Обо всём этом я услышала два года назад, хотя сама там не бывала. Тогда я служила гувернанткой у племянницы герцогини д’Уайонна. Герцогиня, фрейлина дофины, никоим образом не входила в сапфический кружок, ибо явно предпочитает мальчиков, однако, разумеется, обо всём знала, так как присутствовала на утренних и вечерних туалетах этих дам, их ассамблеях в кабинете и тому подобном.
Вам наверняка известно, что несколько месяцев назад дофина скончалась. Как всегда в случае скоропостижной смерти, особенно если покойная тесно общалась с герцогиней д’Уайонна, подозревают самое нехорошее. Всё лето ждали, что дофин женится на герцогине д’Уайонна, однако он тайно обвенчался с бывшей фавориткой – фрейлиной единокровного брата. Какой мезальянс!

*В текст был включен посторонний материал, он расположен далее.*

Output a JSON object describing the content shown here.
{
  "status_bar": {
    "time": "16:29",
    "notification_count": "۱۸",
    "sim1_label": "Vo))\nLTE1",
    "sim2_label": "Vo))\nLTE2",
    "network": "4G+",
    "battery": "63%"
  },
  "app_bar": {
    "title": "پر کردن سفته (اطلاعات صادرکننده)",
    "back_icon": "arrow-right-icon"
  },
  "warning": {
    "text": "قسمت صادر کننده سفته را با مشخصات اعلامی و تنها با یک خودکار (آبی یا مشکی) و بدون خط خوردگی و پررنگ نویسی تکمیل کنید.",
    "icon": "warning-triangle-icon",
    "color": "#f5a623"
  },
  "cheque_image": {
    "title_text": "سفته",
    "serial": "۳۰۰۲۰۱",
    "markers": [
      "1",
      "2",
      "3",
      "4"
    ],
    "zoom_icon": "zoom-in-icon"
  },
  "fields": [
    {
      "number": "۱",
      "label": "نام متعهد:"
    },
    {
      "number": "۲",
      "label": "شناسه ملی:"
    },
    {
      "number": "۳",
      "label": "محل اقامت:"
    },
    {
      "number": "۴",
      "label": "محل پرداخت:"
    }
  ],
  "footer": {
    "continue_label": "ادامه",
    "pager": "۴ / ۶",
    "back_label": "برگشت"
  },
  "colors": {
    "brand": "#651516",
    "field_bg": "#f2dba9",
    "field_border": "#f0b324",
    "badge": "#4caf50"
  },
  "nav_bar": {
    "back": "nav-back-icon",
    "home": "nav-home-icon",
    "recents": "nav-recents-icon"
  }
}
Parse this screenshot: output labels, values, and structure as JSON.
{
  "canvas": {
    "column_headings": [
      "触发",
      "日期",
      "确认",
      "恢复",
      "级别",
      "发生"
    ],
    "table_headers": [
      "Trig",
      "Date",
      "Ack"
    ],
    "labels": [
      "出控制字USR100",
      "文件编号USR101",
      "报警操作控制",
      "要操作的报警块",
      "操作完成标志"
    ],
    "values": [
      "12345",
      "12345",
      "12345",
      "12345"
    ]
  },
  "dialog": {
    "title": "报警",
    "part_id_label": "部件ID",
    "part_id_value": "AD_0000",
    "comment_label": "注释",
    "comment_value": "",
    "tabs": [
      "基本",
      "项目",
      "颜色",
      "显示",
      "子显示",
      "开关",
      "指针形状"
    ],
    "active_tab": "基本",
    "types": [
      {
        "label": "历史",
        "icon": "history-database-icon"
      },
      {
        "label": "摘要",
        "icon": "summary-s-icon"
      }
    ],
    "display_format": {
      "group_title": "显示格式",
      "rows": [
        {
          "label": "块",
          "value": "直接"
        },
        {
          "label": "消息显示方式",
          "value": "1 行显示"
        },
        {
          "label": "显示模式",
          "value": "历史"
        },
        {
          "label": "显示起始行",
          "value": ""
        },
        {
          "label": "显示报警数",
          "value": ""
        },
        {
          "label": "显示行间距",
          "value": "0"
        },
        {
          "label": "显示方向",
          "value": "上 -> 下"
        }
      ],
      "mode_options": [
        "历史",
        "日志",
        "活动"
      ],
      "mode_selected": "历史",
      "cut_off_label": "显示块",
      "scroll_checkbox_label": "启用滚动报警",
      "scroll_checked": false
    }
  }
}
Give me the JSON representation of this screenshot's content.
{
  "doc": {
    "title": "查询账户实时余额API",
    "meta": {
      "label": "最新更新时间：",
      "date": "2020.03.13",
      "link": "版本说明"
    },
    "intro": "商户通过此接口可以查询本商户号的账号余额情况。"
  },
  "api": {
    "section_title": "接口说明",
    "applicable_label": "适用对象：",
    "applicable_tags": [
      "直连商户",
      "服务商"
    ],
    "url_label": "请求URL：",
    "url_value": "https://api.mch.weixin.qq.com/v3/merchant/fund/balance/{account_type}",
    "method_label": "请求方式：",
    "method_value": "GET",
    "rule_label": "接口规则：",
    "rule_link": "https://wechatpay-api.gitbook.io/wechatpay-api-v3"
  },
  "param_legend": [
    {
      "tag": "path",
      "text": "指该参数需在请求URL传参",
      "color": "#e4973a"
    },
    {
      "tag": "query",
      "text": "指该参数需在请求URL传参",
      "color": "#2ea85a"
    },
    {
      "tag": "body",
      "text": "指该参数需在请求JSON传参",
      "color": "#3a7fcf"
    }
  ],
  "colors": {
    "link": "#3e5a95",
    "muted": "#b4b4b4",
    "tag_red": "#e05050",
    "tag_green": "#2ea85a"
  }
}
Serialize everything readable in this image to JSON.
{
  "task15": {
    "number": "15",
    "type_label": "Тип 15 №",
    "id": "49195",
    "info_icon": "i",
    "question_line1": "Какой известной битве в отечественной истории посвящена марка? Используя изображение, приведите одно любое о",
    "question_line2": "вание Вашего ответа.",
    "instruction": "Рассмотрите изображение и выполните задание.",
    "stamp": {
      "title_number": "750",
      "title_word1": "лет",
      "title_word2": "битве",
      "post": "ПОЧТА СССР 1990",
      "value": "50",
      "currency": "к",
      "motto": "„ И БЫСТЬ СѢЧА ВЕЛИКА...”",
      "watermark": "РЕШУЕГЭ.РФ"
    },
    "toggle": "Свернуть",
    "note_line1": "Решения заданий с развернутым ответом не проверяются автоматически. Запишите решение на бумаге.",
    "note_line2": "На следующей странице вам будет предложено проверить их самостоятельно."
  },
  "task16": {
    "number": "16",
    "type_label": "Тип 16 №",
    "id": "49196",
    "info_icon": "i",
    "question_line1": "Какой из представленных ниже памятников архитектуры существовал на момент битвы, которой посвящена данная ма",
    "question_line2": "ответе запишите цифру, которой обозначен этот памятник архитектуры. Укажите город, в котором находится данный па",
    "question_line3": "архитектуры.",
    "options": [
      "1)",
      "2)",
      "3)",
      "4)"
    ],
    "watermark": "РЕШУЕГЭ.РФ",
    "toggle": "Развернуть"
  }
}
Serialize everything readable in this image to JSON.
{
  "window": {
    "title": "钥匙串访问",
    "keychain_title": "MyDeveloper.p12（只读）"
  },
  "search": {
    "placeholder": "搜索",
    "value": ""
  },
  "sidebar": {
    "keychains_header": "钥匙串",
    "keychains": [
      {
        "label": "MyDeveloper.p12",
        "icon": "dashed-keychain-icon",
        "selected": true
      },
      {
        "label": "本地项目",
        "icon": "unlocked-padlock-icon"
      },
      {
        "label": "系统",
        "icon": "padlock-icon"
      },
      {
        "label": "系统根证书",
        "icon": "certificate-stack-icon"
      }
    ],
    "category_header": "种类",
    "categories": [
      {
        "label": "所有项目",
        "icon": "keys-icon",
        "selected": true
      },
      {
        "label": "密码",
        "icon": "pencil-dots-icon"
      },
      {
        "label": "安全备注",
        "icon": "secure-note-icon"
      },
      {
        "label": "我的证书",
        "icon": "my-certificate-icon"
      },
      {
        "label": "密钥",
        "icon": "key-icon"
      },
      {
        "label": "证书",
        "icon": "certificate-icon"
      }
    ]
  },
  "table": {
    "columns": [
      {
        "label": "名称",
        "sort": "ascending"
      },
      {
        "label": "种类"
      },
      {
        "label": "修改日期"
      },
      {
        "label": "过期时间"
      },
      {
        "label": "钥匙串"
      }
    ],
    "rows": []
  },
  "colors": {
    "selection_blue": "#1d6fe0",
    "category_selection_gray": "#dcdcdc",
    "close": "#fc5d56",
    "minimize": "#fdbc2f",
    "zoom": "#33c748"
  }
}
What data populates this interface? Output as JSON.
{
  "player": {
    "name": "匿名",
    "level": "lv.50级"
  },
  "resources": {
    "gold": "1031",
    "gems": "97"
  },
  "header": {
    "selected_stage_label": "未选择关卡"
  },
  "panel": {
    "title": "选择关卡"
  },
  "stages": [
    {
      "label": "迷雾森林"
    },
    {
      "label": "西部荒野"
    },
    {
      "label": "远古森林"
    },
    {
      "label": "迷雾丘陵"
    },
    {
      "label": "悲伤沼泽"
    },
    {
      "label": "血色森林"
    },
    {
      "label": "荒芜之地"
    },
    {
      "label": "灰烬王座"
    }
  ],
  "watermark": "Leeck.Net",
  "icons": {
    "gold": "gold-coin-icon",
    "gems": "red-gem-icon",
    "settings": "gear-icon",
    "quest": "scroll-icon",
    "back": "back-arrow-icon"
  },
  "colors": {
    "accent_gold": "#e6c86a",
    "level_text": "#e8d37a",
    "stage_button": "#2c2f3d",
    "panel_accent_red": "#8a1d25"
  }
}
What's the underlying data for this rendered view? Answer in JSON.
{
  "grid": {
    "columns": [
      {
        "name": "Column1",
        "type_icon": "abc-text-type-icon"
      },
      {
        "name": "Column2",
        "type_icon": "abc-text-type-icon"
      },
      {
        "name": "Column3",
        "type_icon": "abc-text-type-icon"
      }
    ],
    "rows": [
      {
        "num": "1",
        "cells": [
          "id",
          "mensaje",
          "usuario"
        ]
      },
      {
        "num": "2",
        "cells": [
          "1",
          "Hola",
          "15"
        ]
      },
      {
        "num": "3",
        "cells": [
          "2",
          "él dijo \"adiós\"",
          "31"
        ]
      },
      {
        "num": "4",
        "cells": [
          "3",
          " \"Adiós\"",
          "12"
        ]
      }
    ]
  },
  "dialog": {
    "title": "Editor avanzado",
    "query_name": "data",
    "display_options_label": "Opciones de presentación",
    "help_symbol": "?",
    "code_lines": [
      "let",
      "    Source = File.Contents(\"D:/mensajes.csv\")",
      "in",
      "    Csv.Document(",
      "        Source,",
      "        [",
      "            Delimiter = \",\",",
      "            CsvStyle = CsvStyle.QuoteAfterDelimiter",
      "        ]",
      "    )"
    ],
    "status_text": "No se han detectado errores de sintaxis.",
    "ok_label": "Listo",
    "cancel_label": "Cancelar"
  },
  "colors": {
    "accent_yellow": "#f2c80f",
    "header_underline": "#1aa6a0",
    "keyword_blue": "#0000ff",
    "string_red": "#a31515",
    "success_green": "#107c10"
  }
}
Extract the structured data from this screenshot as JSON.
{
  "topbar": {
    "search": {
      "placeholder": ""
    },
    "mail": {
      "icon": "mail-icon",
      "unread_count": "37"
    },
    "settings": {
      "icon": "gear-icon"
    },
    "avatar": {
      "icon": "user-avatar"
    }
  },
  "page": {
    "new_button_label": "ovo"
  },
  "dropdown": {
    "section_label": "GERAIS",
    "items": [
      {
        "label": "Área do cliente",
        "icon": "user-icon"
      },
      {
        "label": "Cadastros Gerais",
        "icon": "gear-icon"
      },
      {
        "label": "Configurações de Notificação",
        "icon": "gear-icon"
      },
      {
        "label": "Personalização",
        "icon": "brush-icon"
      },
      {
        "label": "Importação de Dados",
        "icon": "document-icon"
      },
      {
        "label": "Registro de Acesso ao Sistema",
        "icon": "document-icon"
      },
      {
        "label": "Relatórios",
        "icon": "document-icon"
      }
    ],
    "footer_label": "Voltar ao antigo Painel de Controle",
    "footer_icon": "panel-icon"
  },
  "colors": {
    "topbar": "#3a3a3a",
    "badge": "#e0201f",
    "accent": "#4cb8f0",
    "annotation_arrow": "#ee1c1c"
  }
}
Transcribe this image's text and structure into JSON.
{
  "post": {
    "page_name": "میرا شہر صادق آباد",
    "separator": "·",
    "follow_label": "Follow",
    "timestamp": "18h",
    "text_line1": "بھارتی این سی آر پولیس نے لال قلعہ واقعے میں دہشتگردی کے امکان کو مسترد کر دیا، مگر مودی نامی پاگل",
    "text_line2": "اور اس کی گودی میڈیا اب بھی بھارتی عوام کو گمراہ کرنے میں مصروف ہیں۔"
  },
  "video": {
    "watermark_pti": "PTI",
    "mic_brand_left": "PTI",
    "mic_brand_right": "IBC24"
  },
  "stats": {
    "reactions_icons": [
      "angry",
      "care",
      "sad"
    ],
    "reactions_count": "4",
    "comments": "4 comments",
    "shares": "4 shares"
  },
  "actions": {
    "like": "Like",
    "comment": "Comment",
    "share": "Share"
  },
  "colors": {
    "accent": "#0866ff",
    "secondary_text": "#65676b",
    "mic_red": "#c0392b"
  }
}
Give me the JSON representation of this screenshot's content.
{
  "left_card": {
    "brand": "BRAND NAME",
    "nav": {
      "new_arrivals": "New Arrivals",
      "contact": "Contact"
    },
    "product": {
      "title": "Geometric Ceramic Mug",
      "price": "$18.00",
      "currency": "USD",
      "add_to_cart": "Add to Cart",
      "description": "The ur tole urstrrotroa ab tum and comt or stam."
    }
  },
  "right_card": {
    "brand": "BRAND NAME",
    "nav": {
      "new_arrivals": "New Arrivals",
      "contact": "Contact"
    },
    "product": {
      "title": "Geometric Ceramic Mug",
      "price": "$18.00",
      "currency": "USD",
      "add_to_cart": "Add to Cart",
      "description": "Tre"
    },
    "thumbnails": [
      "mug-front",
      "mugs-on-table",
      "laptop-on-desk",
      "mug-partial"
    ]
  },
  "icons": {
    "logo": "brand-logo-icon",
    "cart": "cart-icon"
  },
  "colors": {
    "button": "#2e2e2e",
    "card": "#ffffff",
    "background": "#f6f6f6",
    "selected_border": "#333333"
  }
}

Итак, всё по-прежнему неясно. Те, кто по-прежнему убеждён, что дофину отравила д’Уайонна, строят всё более фантастические гипотезы: якобы она действовала по указке дофина, обещавшего выдать её за принца крови, и так далее, и тому подобное.
Нимало не обольщаясь насчёт герцогини, я всё же не верю, что она отравила дофину – и потому, что эта особа никогда не сделала бы ничего столь очевидного, и потому, что смерть госпожи лишила её завидного места фрейлины при будущей государыне. Однако я поневоле гадаю, каково сейчас бедной Лизелотте, утратившей общество единомышленниц при дворе. Полагаю, д’Уайонна приложила все усилия, чтобы заполнить пустоту в её душе. Интересно, пишет ли Мадам об этом Софии? Я могла бы просто спросить мсье Россиньоля, который читает все письма, но не хочу злоупотреблять положением его любовницы – по крайней мере, сейчас!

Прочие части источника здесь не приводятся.